Considered by some to be the modern replacement of the SC connector, the introduction of LC connector was less successful, partly because of the initially high license fees from inventor Lucent Corporation. As a push-pull connector also, the LC utilizes a latch as opposed to the SC locking tab and with a smaller ferrule it is known as a small form factor connector. Having half the footprint of the SC connector gives it huge popularity in datacoms and other high-density patch applications, as its combination of small size and latch feature make it ideal for densely populated racks/panels. With the introduction of LC compatible transceivers and active networking components, its steady growth in the FTTH arena is likely to continue.
After having a basic understanding of both SC and LC connector, you may ask what are the differences and what do they mean to your implementation? The table below gives an overview of strengths and weaknesses.

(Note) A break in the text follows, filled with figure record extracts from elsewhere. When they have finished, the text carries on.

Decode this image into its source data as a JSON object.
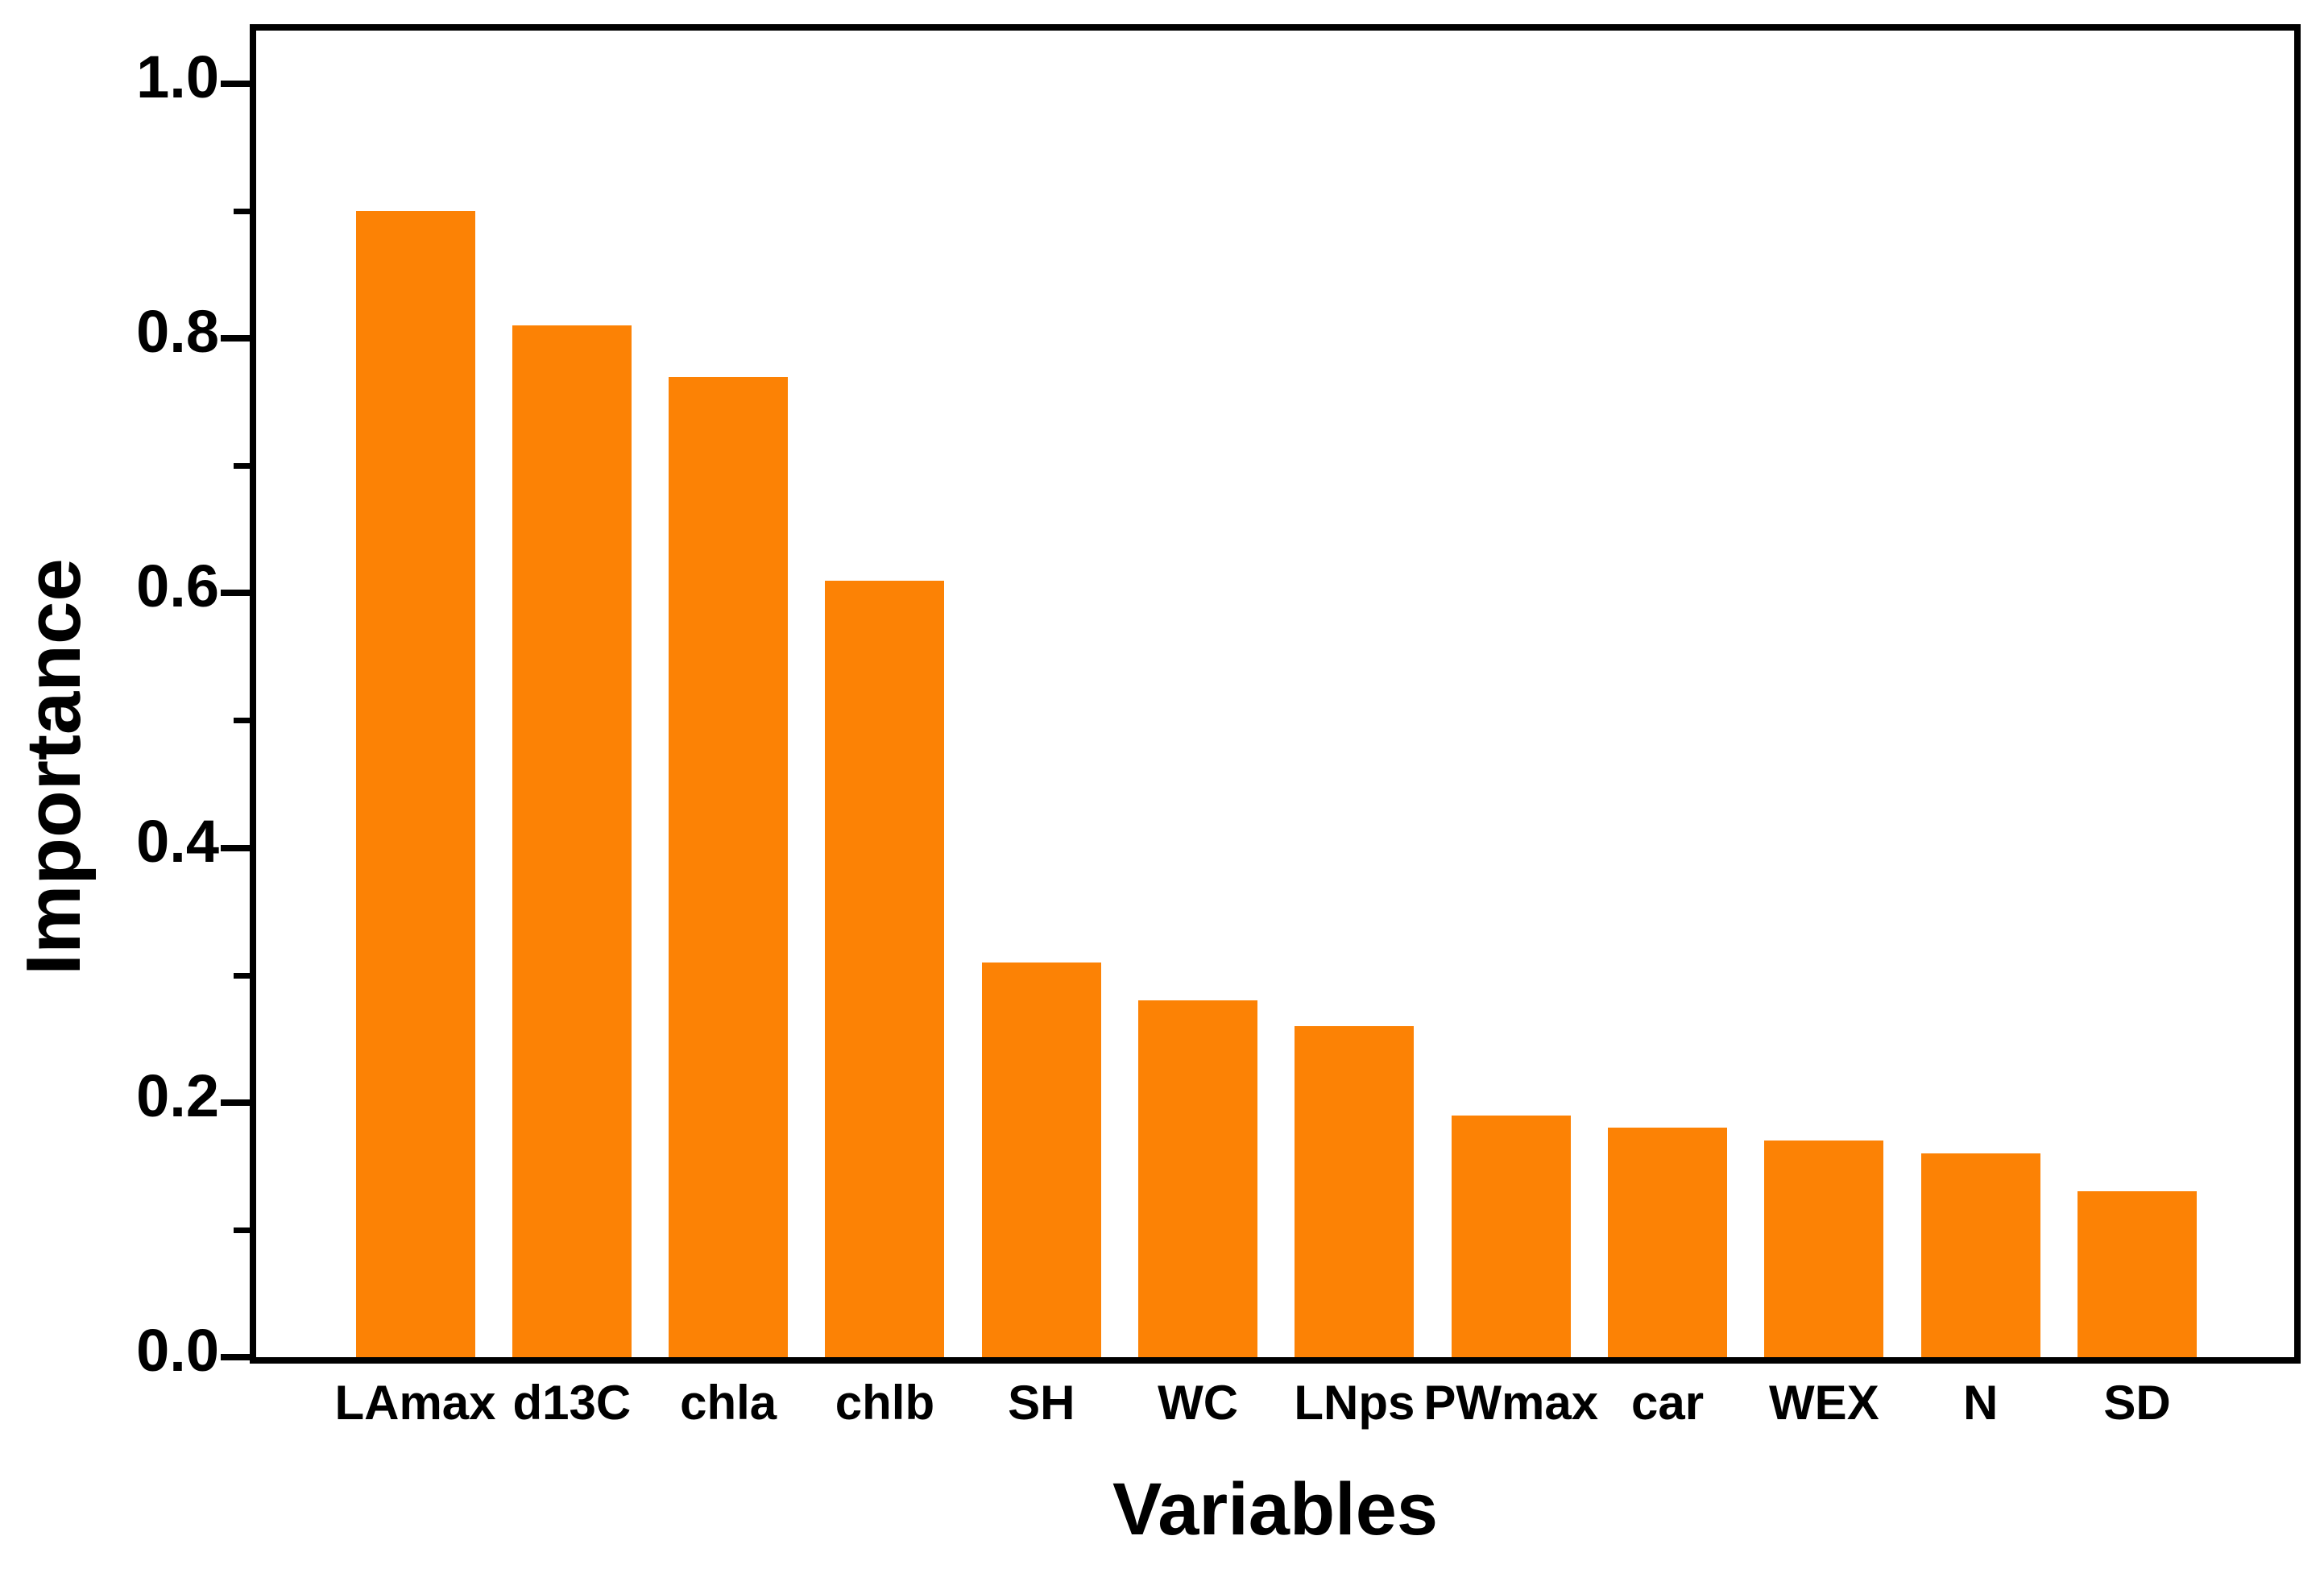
{
  "chart_data": {
    "type": "bar",
    "title": "",
    "categories": [
      "LAmax",
      "d13C",
      "chla",
      "chlb",
      "SH",
      "WC",
      "LNps",
      "PWmax",
      "car",
      "WEX",
      "N",
      "SD"
    ],
    "values": [
      0.9,
      0.81,
      0.77,
      0.61,
      0.31,
      0.28,
      0.26,
      0.19,
      0.18,
      0.17,
      0.16,
      0.13
    ],
    "xlabel": "Variables",
    "ylabel": "Importance",
    "ylim": [
      0,
      1.0417
    ],
    "y_major_ticks": [
      0.0,
      0.2,
      0.4,
      0.6,
      0.8,
      1.0
    ],
    "y_major_tick_labels": [
      "0.0",
      "0.2",
      "0.4",
      "0.6",
      "0.8",
      "1.0"
    ],
    "y_minor_ticks": [
      0.1,
      0.3,
      0.5,
      0.7,
      0.9
    ],
    "x_ticks_visible": false,
    "grid": false,
    "legend": false,
    "bar_color": "#FC8205",
    "frame_color": "#000000",
    "text_color": "#000000"
  }
}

And generally speaking, the difference between LC and SC fiber optic connector lies in the size, the handling and the connector history, which will be discussed respectively in the following text.
- Size: LC is half the size of SC. Actually, one SC-adapter is exactly the same size as a duplex LC-adapter. Therefore LC is more and more common in central offices where packing density (number of connections per area) is an important cost factor
- Handling: SC is a true “push-pull-connector” and LC is a “latched connector”, although there are very innovative, real “push-pull-LCs” available which have the same handling capabilities like SC.
- The History of Connector: The LC is the “younger” connector of the two, SC is wider spread around the world but LC is catching up. Both connectors have the same insertion loss and return loss capabilities. Generally, it depends where in the network you want to use the connector, no matter SC or LC, even the other different kinds of connector.
Present and future communication technology demands fast, efficient and safe performance in the data communication process. Large and complex databases all interconnected must be able to receive and transmit data without outside interference. Both SC and LC are designed to achieve such a kind of transmission. As for the question “SC vs LC: what’s the difference and which one is better?”, you just need to keep three basic points in mind: 1. SC has a larger connector housing, and a larger 2.5mm ferrule. 2. LC has a smaller connector housing, and a smaller 1.25mm ferrule. 3. SC used to be all the rage, but now it’s LC. You can fit more interfaces on line-cards, panels, etc with LC connector.